ÇOK YANLIŞ YAPTIK SONUÇ ALAMADIK
OHAL döneminde bölgeyi yakından takip eden dönemin
Milli Savunma ve
Adalet Bakanı Oltan Sungurlu, OHAL'in bir çözüm olmayacağını belirterek, “Bir çok yanlış yaptık, şimdi ne yapalım diyoruz. Demokrasi çerçevesinde çözüm almalıyız. 25 yılda OHAL'le sonuç alamadık. Sıkı yönetim ve baskı al baskı rejimlerinde, istemesende hukuk dışında önüne geçemiyorsunuz.
PKK'ya karşı, karşı
propaganda yapmak gerekiyor. Diyarbakır
Cezaevi söylemi de PKK'nın propagandasıdır” diye konuştu.
BAŞLARSA DEMOKRATİK AÇILIM BİTER
CHP'nin son dönem
Kürt sorunlarıyla ilgili raporlar hazırlayan isimlerinden PM üyesi ve geçen dönem Diyarbakır
Milletvekili olarak görev yapan
Mesut Değer de OHAL'e dönüşün felaket olacağını düşünenlerden. Değer, “26 yılda ölü ve yaralı sayısı 63 bin. 15 yıllık OHAL döneminde ise 54 bin. OHAL çözüm değil, çözümsüzlüktür. OHAL başlarsa ‘demokratik
açılım' süreci tamamen biter” diye konuştu. Değer, “Çözüm konusunda Cumhurbaşkanımızın öncülük etmesi çok doğru.
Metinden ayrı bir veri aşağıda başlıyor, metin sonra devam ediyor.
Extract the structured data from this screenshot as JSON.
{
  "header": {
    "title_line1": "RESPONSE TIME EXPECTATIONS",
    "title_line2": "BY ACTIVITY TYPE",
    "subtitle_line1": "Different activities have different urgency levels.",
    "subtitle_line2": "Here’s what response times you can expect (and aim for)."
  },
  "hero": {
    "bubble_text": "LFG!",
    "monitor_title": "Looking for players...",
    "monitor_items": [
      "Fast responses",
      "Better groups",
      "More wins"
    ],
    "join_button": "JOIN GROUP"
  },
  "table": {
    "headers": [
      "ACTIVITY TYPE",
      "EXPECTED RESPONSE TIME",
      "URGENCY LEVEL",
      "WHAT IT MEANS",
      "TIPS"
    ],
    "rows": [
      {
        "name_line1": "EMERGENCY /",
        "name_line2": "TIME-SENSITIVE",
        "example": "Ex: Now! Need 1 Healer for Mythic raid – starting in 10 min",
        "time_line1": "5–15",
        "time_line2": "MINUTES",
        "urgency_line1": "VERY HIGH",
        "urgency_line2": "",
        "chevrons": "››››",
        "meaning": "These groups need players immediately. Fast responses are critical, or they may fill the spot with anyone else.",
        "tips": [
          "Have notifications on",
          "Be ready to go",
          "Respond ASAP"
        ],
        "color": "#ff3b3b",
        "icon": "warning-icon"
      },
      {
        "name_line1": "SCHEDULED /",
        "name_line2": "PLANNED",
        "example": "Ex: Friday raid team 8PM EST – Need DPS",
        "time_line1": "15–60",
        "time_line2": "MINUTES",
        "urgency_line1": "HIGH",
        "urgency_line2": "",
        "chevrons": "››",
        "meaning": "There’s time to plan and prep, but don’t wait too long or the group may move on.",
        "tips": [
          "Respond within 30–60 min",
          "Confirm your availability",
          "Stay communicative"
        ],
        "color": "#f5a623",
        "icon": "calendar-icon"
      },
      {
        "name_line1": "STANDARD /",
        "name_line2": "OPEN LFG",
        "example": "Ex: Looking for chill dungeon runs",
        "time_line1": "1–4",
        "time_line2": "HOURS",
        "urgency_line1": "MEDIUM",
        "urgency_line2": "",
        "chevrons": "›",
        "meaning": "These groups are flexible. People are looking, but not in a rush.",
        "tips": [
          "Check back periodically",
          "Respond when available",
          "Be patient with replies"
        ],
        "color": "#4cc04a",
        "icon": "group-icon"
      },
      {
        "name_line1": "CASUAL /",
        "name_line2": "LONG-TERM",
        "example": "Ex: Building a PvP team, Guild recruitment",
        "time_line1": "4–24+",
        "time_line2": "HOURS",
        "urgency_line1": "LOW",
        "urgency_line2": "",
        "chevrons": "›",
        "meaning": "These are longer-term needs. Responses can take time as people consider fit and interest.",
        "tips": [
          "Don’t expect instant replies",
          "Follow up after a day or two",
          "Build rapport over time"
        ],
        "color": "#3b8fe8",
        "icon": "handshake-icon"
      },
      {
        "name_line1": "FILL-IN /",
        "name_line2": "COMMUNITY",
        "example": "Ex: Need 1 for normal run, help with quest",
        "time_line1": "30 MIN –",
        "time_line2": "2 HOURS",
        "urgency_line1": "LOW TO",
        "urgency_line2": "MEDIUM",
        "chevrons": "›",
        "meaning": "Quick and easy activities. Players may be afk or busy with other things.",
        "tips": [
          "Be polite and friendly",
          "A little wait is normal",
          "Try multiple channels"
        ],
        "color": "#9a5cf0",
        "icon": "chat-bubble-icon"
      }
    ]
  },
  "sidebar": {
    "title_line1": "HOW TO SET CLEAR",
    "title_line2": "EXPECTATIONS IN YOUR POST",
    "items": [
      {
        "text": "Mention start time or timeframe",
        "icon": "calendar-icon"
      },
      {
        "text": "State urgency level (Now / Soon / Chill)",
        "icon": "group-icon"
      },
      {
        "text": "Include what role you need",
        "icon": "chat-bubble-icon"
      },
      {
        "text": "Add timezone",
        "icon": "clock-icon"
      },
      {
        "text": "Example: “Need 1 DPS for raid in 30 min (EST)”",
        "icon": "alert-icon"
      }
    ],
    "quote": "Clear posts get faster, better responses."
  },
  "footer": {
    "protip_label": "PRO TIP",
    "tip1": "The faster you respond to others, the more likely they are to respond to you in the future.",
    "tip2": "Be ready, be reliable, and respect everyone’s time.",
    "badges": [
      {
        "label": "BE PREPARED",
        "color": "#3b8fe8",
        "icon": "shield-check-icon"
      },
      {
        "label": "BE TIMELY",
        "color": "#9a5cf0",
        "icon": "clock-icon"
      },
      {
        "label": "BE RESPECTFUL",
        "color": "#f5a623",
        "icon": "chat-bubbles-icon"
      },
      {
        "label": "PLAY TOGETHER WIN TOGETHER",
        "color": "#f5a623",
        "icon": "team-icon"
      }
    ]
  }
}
Konu
siyaset üstüdür ve
iktidar bile olsa bir partinin olaya öncülük etmesi, konuyu siyasallaştırıyor” dedi.
ÇÖZÜM İÇİN FIRSAT KAÇMIŞ DEĞİL
Eski MİT
Müsteşar Yardımcısı
Cevat Öneş, son dönemlerde artan PKK saldırılarını
demokratikleşme adımlarına bağladı. İç dinamiklerin demokratik
açılımı zorunlu kıldığını vurgulayan Öneş,
terör örgütü ve onu destekleyen iç ve dış unsurların bu adımlardan rahatsız olduğuna dikkat çekti. Demokratik açılımda geri adım atılmaması gerektiğine işaret eden Öneş, OHAL taleplerine de karşı çıktığını belirterek, “Çözüm adına fırsat kaçmış değil” dedi.